This morning's fog was a tricksy one. Around the house there wasn't any. However, Orwell is the high spot of the local area. Once I left the village it was like driving into night. If night was a dark wall of mist.
By the time I reached Pymatuning Lake, the mist had retreated, and broken into areas of light and dark patches. Clearly the top of the mist was like a cumulous cloud hugging the ground. Visibility on the lake's glassy waters went about a hundred yards across the water, with maybe 30 or going up. The light dimmed on the causeway and islands loomed in shadows out there. It was the kind of atmosphere where you expect to see the lake monster's long neck gracefully arching out of the water.
Into work and the buzzsaw.
Last night I sat looking at a blank computer screen (okay, a blank window on the computer, but you know what I mean) for about twenty minutes waiting for the words forming in my head to line up and pour out my fingers. It wasn't so much writer's block, I know what I need to write and what I want to write, it just wouldn't flow out from the head. Sometimes I get parts of a story that the editors inside my eyes say, "you shouldn't say that" or "that's just mean" or "people will think you're weird because you put that to paper." Those are the gremlins as they gibber. There's also rust along the channels.
It bothered me. And obviously my brain struggled with it overnight because I woke up with the answer right in front of me. My guilt stack. I haven't been reading fiction lately. There's been way too much job related (search and research), economics, edumacational and political stuff. So I just found out that wearing headphones at work is not considered a no-no.
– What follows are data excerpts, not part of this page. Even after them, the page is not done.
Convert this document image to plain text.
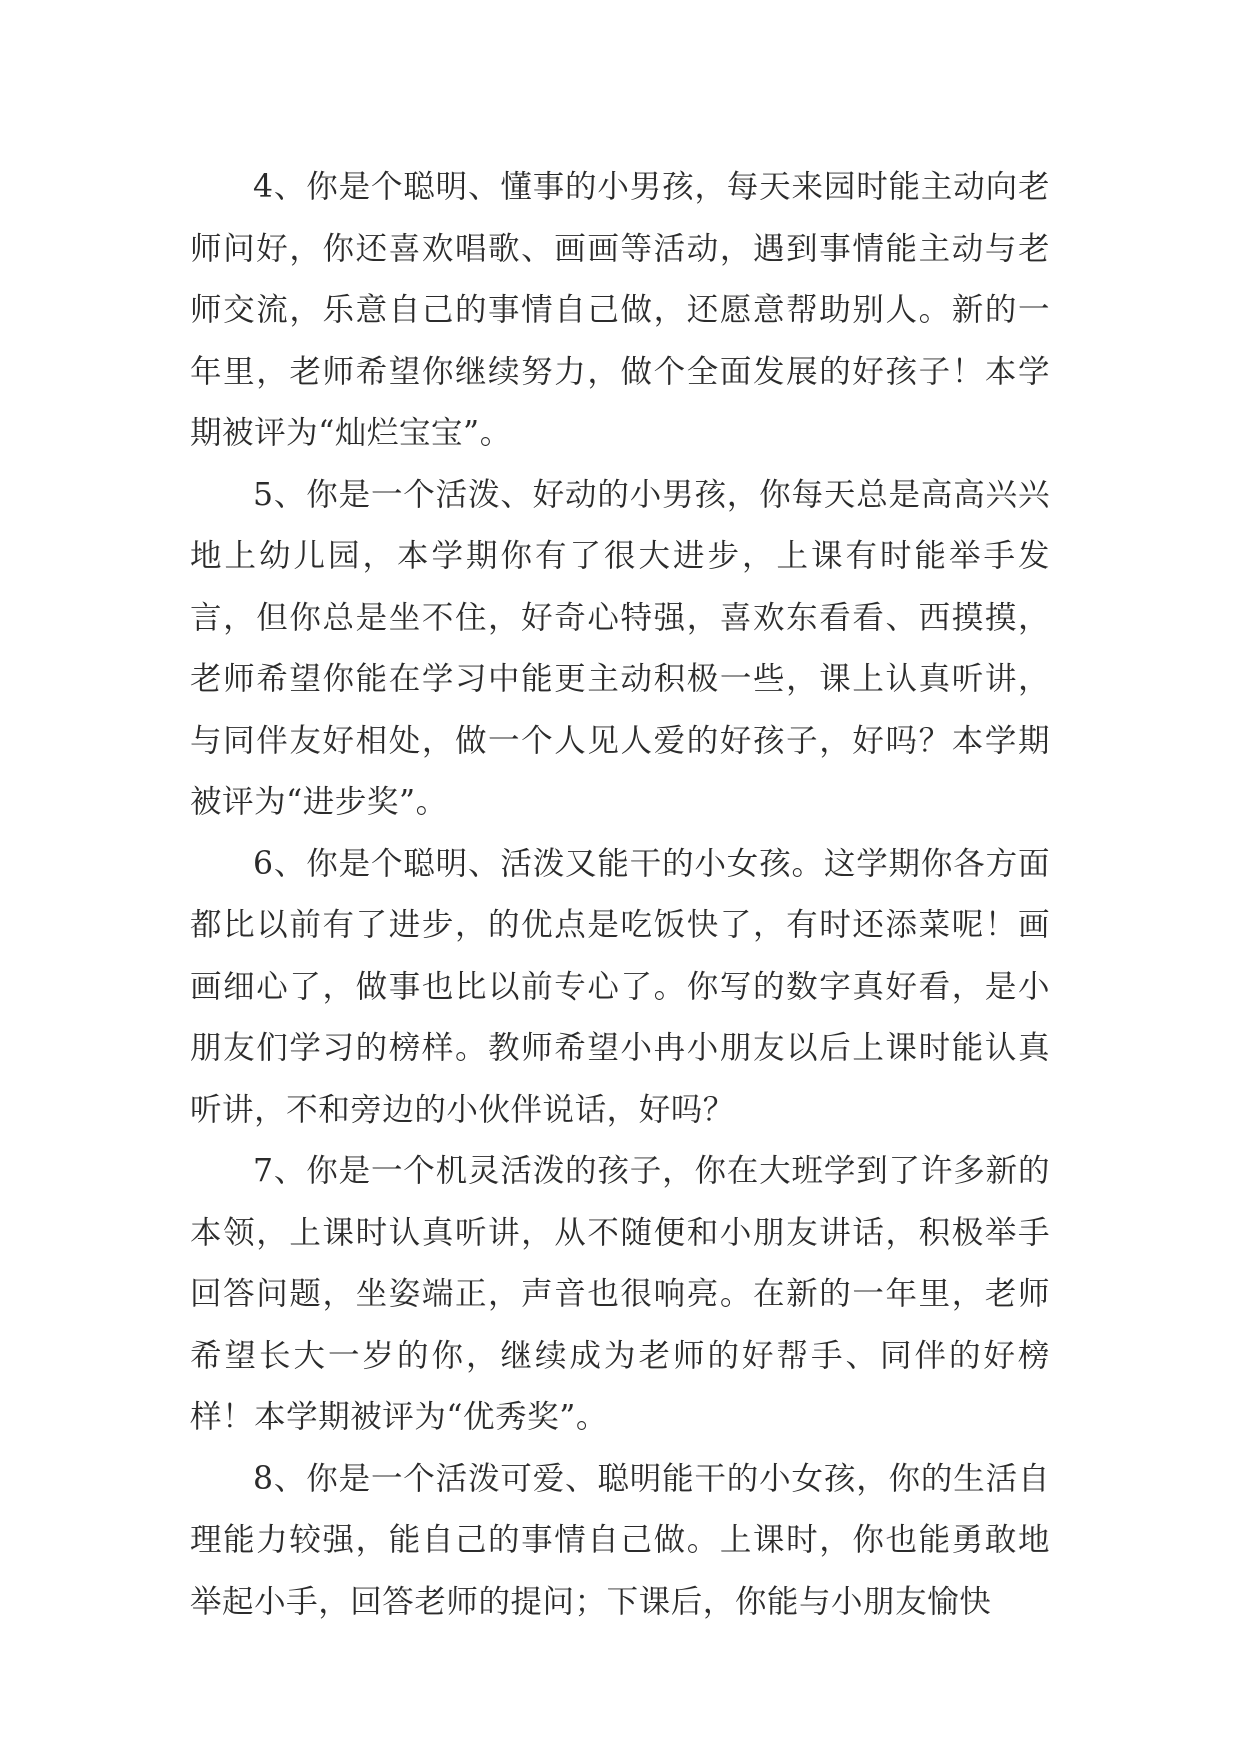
4、你是个聪明、懂事的小男孩，每天来园时能主动向老师问好，你还喜欢唱歌、画画等活动，遇到事情能主动与老师交流，乐意自己的事情自己做，还愿意帮助别人。新的一年里，老师希望你继续努力，做个全面发展的好孩子！本学期被评为“灿烂宝宝”。

5、你是一个活泼、好动的小男孩，你每天总是高高兴兴地上幼儿园，本学期你有了很大进步，上课有时能举手发言，但你总是坐不住，好奇心特强，喜欢东看看、西摸摸，老师希望你能在学习中能更主动积极一些，课上认真听讲，与同伴友好相处，做一个人见人爱的好孩子，好吗？本学期被评为“进步奖”。

6、你是个聪明、活泼又能干的小女孩。这学期你各方面都比以前有了进步，的优点是吃饭快了，有时还添菜呢！画画细心了，做事也比以前专心了。你写的数字真好看，是小朋友们学习的榜样。教师希望小冉小朋友以后上课时能认真听讲，不和旁边的小伙伴说话，好吗？

7、你是一个机灵活泼的孩子，你在大班学到了许多新的本领，上课时认真听讲，从不随便和小朋友讲话，积极举手回答问题，坐姿端正，声音也很响亮。在新的一年里，老师希望长大一岁的你，继续成为老师的好帮手、同伴的好榜样！本学期被评为“优秀奖”。

8、你是一个活泼可爱、聪明能干的小女孩，你的生活自理能力较强，能自己的事情自己做。上课时，你也能勇敢地举起小手，回答老师的提问；下课后，你能与小朋友愉快
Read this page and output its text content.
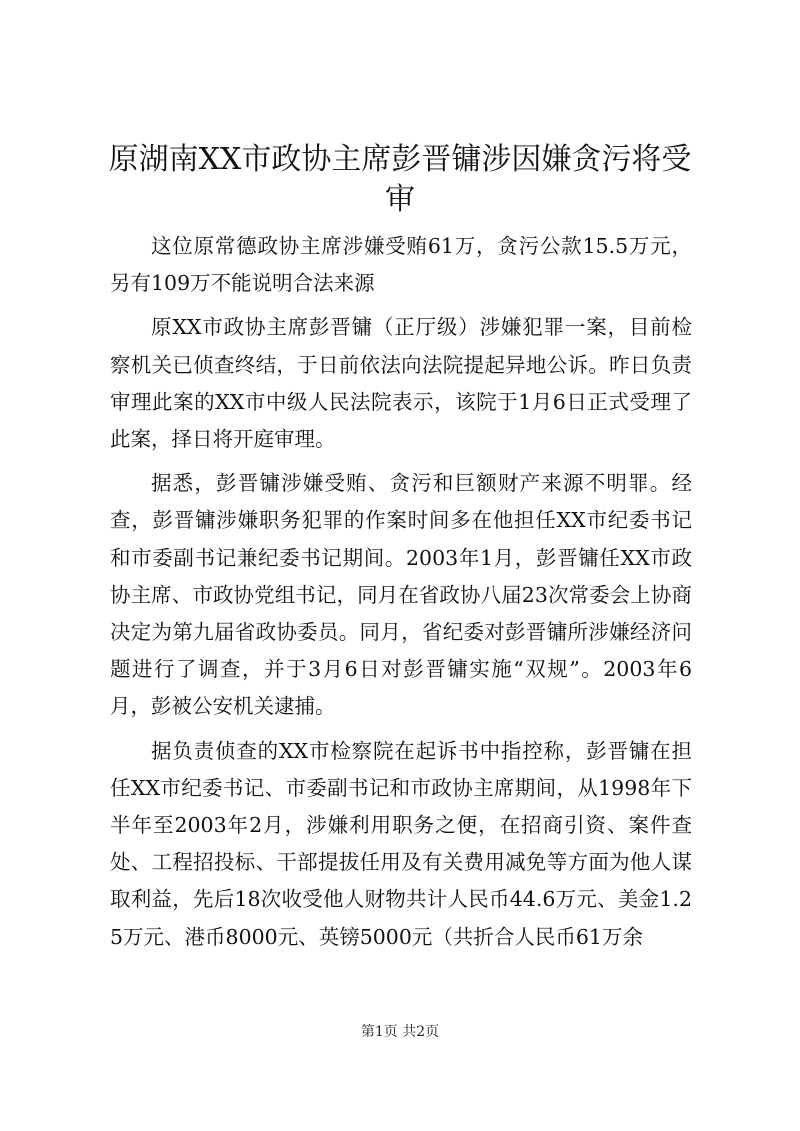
原湖南XX市政协主席彭晋镛涉因嫌贪污将受审

这位原常德政协主席涉嫌受贿61万，贪污公款15.5万元，另有109万不能说明合法来源

原XX市政协主席彭晋镛（正厅级）涉嫌犯罪一案，目前检察机关已侦查终结，于日前依法向法院提起异地公诉。昨日负责审理此案的XX市中级人民法院表示，该院于1月6日正式受理了此案，择日将开庭审理。

据悉，彭晋镛涉嫌受贿、贪污和巨额财产来源不明罪。经查，彭晋镛涉嫌职务犯罪的作案时间多在他担任XX市纪委书记和市委副书记兼纪委书记期间。2003年1月，彭晋镛任XX市政协主席、市政协党组书记，同月在省政协八届23次常委会上协商决定为第九届省政协委员。同月，省纪委对彭晋镛所涉嫌经济问题进行了调查，并于3月6日对彭晋镛实施“双规”。2003年6月，彭被公安机关逮捕。

据负责侦查的XX市检察院在起诉书中指控称，彭晋镛在担任XX市纪委书记、市委副书记和市政协主席期间，从1998年下半年至2003年2月，涉嫌利用职务之便，在招商引资、案件查处、工程招投标、干部提拔任用及有关费用减免等方面为他人谋取利益，先后18次收受他人财物共计人民币44.6万元、美金1.25万元、港币8000元、英镑5000元（共折合人民币61万余

第1页 共2页
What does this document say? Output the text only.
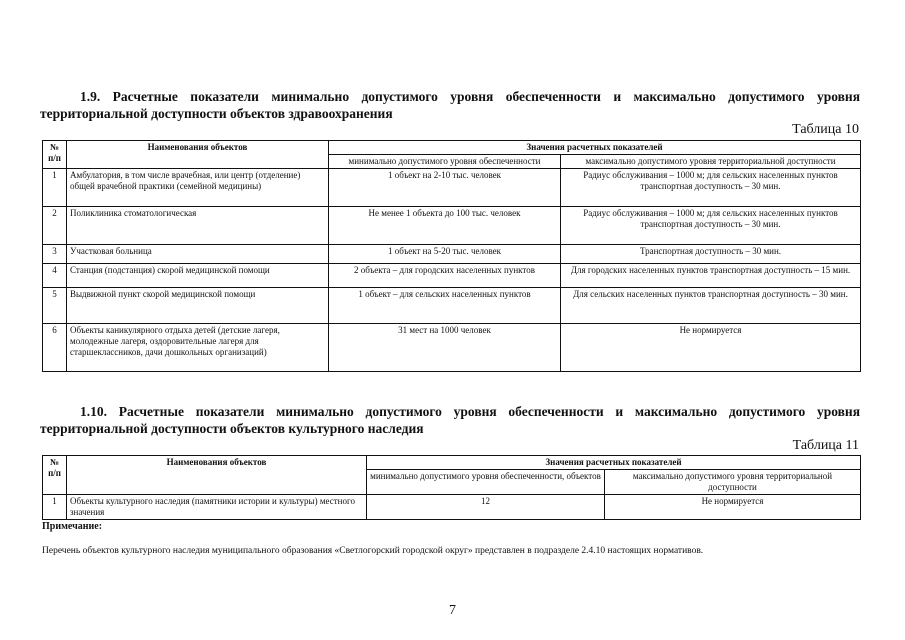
1.9. Расчетные показатели минимально допустимого уровня обеспеченности и максимально допустимого уровня территориальной доступности объектов здравоохранения
Таблица 10
№ п/п	Наименования объектов	Значения расчетных показателей	
		минимально допустимого уровня обеспеченности	максимально допустимого уровня территориальной доступности
1	Амбулатория, в том числе врачебная, или центр (отделение) общей врачебной практики (семейной медицины)	1 объект на 2-10 тыс. человек	Радиус обслуживания – 1000 м; для сельских населенных пунктов транспортная доступность – 30 мин.
2	Поликлиника стоматологическая	Не менее 1 объекта до 100 тыс. человек	Радиус обслуживания – 1000 м; для сельских населенных пунктов транспортная доступность – 30 мин.
3	Участковая больница	1 объект на 5-20 тыс. человек	Транспортная доступность – 30 мин.
4	Станция (подстанция) скорой медицинской помощи	2 объекта – для городских населенных пунктов	Для городских населенных пунктов транспортная доступность – 15 мин.
5	Выдвижной пункт скорой медицинской помощи	1 объект – для сельских населенных пунктов	Для сельских населенных пунктов транспортная доступность – 30 мин.
6	Объекты каникулярного отдыха детей (детские лагеря, молодежные лагеря, оздоровительные лагеря для старшеклассников, дачи дошкольных организаций)	31 мест на 1000 человек	Не нормируется
1.10. Расчетные показатели минимально допустимого уровня обеспеченности и максимально допустимого уровня территориальной доступности объектов культурного наследия
Таблица 11
№ п/п	Наименования объектов	Значения расчетных показателей	
		минимально допустимого уровня обеспеченности, объектов	максимально допустимого уровня территориальной доступности
1	Объекты культурного наследия (памятники истории и культуры) местного значения	12	Не нормируется
Примечание:
Перечень объектов культурного наследия муниципального образования «Светлогорский городской округ» представлен в подразделе 2.4.10 настоящих нормативов.
7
Also, for the first time in what feels like ages, there's a fiction book in my briefcase ("Zoe's Tale" by Scalzi, if you need to know, I've been in the middle of it since Viable Paradise). Writers are first readers. If the first rule of Write Club is "everybody must write" (thank you Tobias), one of the top five would be "writers are readers."
So here's hoping I get back into it. And just as a "we're talking about it" kind of thing. I really want to get the edits to this book done soon. Because I have a bunch of books lined up to help me through the next one ("Post-rapture Industries" - or Inferno Redux). Christopher Moore's "Fool", the humorous anthology I got from Random Michelle, and a few more. And then once I'm through with that, I have a tome of Glen Cook's just waiting for when I'm ready to get back to "A Company of Ravens" (the novel that kicked my ass so many years ago, I feel it itching in the farther recesses of my mind).
With that, here's a political link. I'll need to keep reading the edumacational stuff, and I'll keep on the politics stuff (because I feel we're approaching a watershed moment that will culminate in the 2012 presidential election, which, BTW, the campaigns have already begun - and it's a moment that I think will be exceptionally painful for a lot of people - the process, not the outcome).
To that end, one link.
You know, you expect this kind of behavior from people trying to punk Conservapedia, not from one of the founders of the thing. My guess is that this really started as a "but you don't have anything against the other scientific 'theories'" conversation regarding evolution. And Andy took that concept, and ran to the ridiculous goal post with it. Touchdown. Whackaloon quotient goes up, again.
6 comments:
This may seem an odd question, but do you strictly read books the old fashioned way, or do you also enjoy books on tape? I was thinking that you could read with your ears while driving, but perhaps that might be too distracting.
I'm a visual type, but some people are auditory learners and feel the spoken word versions have an extra zing that the written works lack. (I, for one, am not among them. I'm firmly in the "in one ear and out the other" camp, although I enjoy an occasional poetry reading.)
Sheila, oh yes, I have a great library of audio books. Currently listening to Christopher Moore's "Fool". That was the point of me asking if wearing headphones was allowed. Since much of the books I like aren't completely work safe given some definitions of such. I also don't want to bother by cohorts and I want to hear the book.
And it wouldn't do to have a guest pass behind me as the phrase, "heinous fuckery" comes out of the speakers.
Oh, no! That wouldn't do at all! I remember hearing the author interviewed on NPR last year, when I was driving back home from meeting Bette at the Chardon library. Haven't gotten around to reading it yet, but I have certainly not forgotten about the book at all.
Well, it was his "A Dirty Job" that got me hooked on the audiobooks to begin with.
Reading is really important to feed your inspiration, but I think there's something in the pull of the tide and the moon cycle, or, perhaps the Perseids meteor shower that is throwing off creativity right now. I am trying to start my next book and am jumping between numerous projects without any one taking hold.
Don't listen to those editors in or outside of your head!! What can possibly be better than weird and shocking?
Porter, oh yes. Just that little bit yesterday helped me get moving again.
And there was another one of those lines with the gremlins yammering to censure me. But I should put that in a post.